Makeup ‘makes’ the woman?

Posted by on Oct 14, 2011 in appearance, women's health | 4 comments

Can’t make this one up.

Pardon the pun but the results of this particular study, published last week in PLOS One, deserves some attention, not because it conveys a positive message but because it challenges me I know at the cellular level by confirming that as humans, we often focus on the wrong attributes. And in no gender is this truer than in women, who are often judged for what’s on the surface rather than what lies within.

Two studies conducted by Harvard Researcher and Assistant Clinical Professor at Harvard, Nancy Etcoff, PhD, were developed to examine how adorning a face with colour cosmetics affects how other individuals will respond. These studies were seen as a natural extension of prior research that has shown that facial beauty influences first impressions and  increases beliefs that the beautiful are more socially skilled, confident, successful and even more competent.

A bit of background…

Cosmetics have had a long history of controversy and shifting cultural mores. For example, in the 10,000 BC, cosmetics were used by both Egyptian men and women to enhance their spirituality and stature.  In the late 18th Century, cosmetics (along with perfumes, scented water/washes and “paints”) were banned from being used to snare a husband. Thereafter in the Victorian Era, there was a return to the natural look and the fragility of women and cosmetic enhancement was frowned upon. In more modern times and we’ve gone from painting the town red in the 1920s to au natural in the 40s back to glamour in the 50s and a return to au natural in the 70s. Today, the researchers write, “cosmetics are seen as freely chosen and morally neutral agents of beauty enhancement…reflecting the individual’s preferences and choices, and the response to their use reflects” the perceiver’s ideas about makeup use and what is says about a person’s personality, intentions and character. In other words, how you look still influences what others’ think and feel about you.

The research

Etcoff’s research findings take us one step further towards substantiating that as a culture, our priorities are seriously askew. In it, she and her colleagues asked over 200 men and women to rate the same 25 female faces (Hispanic, Caucasian or African American models) with our without color cosmetics and wearing various degrees of makeup (minimal to moderate to dramatic or more specifically, ‘natural,’ ‘professional,’ or ‘glamourous’ looks).
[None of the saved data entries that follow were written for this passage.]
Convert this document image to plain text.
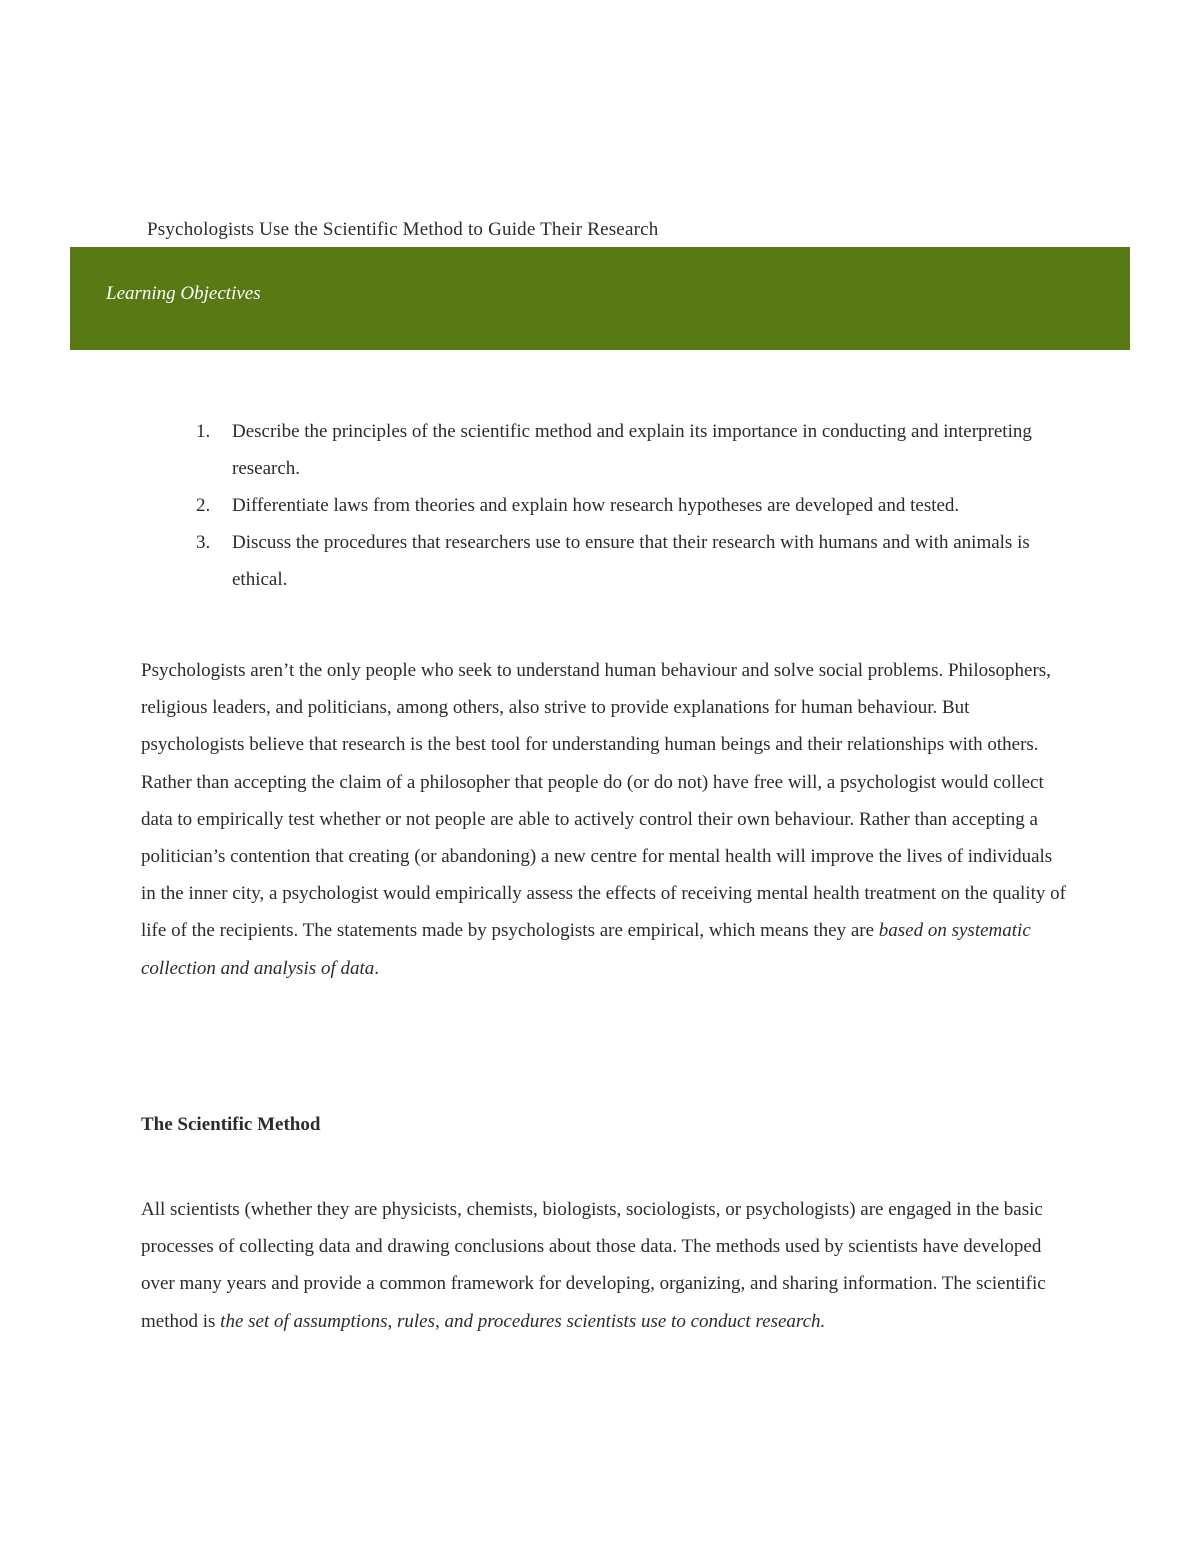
Psychologists Use the Scientific Method to Guide Their Research
Learning Objectives
1. Describe the principles of the scientific method and explain its importance in conducting and interpreting research.
2. Differentiate laws from theories and explain how research hypotheses are developed and tested.
3. Discuss the procedures that researchers use to ensure that their research with humans and with animals is ethical.

Psychologists aren’t the only people who seek to understand human behaviour and solve social problems. Philosophers, religious leaders, and politicians, among others, also strive to provide explanations for human behaviour. But psychologists believe that research is the best tool for understanding human beings and their relationships with others. Rather than accepting the claim of a philosopher that people do (or do not) have free will, a psychologist would collect data to empirically test whether or not people are able to actively control their own behaviour. Rather than accepting a politician’s contention that creating (or abandoning) a new centre for mental health will improve the lives of individuals in the inner city, a psychologist would empirically assess the effects of receiving mental health treatment on the quality of life of the recipients. The statements made by psychologists are empirical, which means they are based on systematic collection and analysis of data.

The Scientific Method

All scientists (whether they are physicists, chemists, biologists, sociologists, or psychologists) are engaged in the basic processes of collecting data and drawing conclusions about those data. The methods used by scientists have developed over many years and provide a common framework for developing, organizing, and sharing information. The scientific method is the set of assumptions, rules, and procedures scientists use to conduct research.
The models were rated for attractiveness, likability, trustworthiness and competence on a 7 point scale (ranging from not at all to highly/extremely).

[Photo:  doi:10.1371/journal.pone.0025656.g001]

The researchers found that when the models’ were viewed for only 250 milliseconds, makeup increased ratings of their attractiveness, likability and trust. When viewers had more time to look at the faces, only the natural and professional make up looks increased the degree to which the models were perceived as likable, professional, competent and trustworthy. Still when the researchers contrasted the glamorous look to no make up at all, the found that viewers rated the models as likable, competent and significantly more attractive; only trustworthiness was questioned.

Overall, the findings show that increased beauty can be equated with increase social power and competence and to a lesser extent, how warmly someone is perceived. And researchers say that “attractiveness has assumed increasing significance [in our culture] and wil continue to do so as long as beauty remains an unconscious proxy for status and ability.”

Proctor and Gamble’s Principal Scientist of Color Cosmetics takes this even one step further, claiming, in a related press release that “makeup is a real life tool in [the female arsenal that allows women] to effectively control the way they want to be — and are — perceived.” The message? Makeup is king in a manipulator’s toolbox. And in order to take control and be in control, women need to manipulate their image.

What happens when that image is taken away from them and they are “found out?” And truly, what messages are we sending?

The other day I ran across a trailer for Miss Representation, a documentary about how women and girls are perceived our culture and how these views are influenced by the media. I would like to suggest that perhaps, we are both the influencers and the influenced.

I guess it comes down to this one question:

What makes the woman? It’s up to all of us to decide.

 

 

 

 

 

4 Comments

  1. 10-14-2011

    Very interesting – and I yes, I also think that it’s up to us to decide what makes the woman.

    I could not agree more about the P&G study and the manipulation angle. Thanks for writing about this!

    • 10-14-2011

      It’s an ‘interesting’ take on relevant research. The original study had a lot more to say than “arm yourselves with lipstick and you shall succeed.”

  2. 10-17-2011

    I think the study findings cannot lead to any conclusions unless compared to a study that does the exact same thing with men and makeup.

    I’m pretty sure you’d find the same findings with women doing the rating of men…

    The conclusion may not be that makeup helps WOMEN manipulate others’ perception of them, it may be that altering one’s physical appearance, regardless of gender, allows one to manipulate others’ perception.

    Then it becomes less a statement about gender and more about altered physical appearance… but who knows, I’m speculating without an equivalent study of men.

    • 10-17-2011

      I respectfully disagree, since in our culture, it is primarily women who are altering their appearance and who have to fight against the aging paradigm and becoming invisible and irrelevant as they age. The data are there and are consistent. I am happy to look at other findings if you can produce them.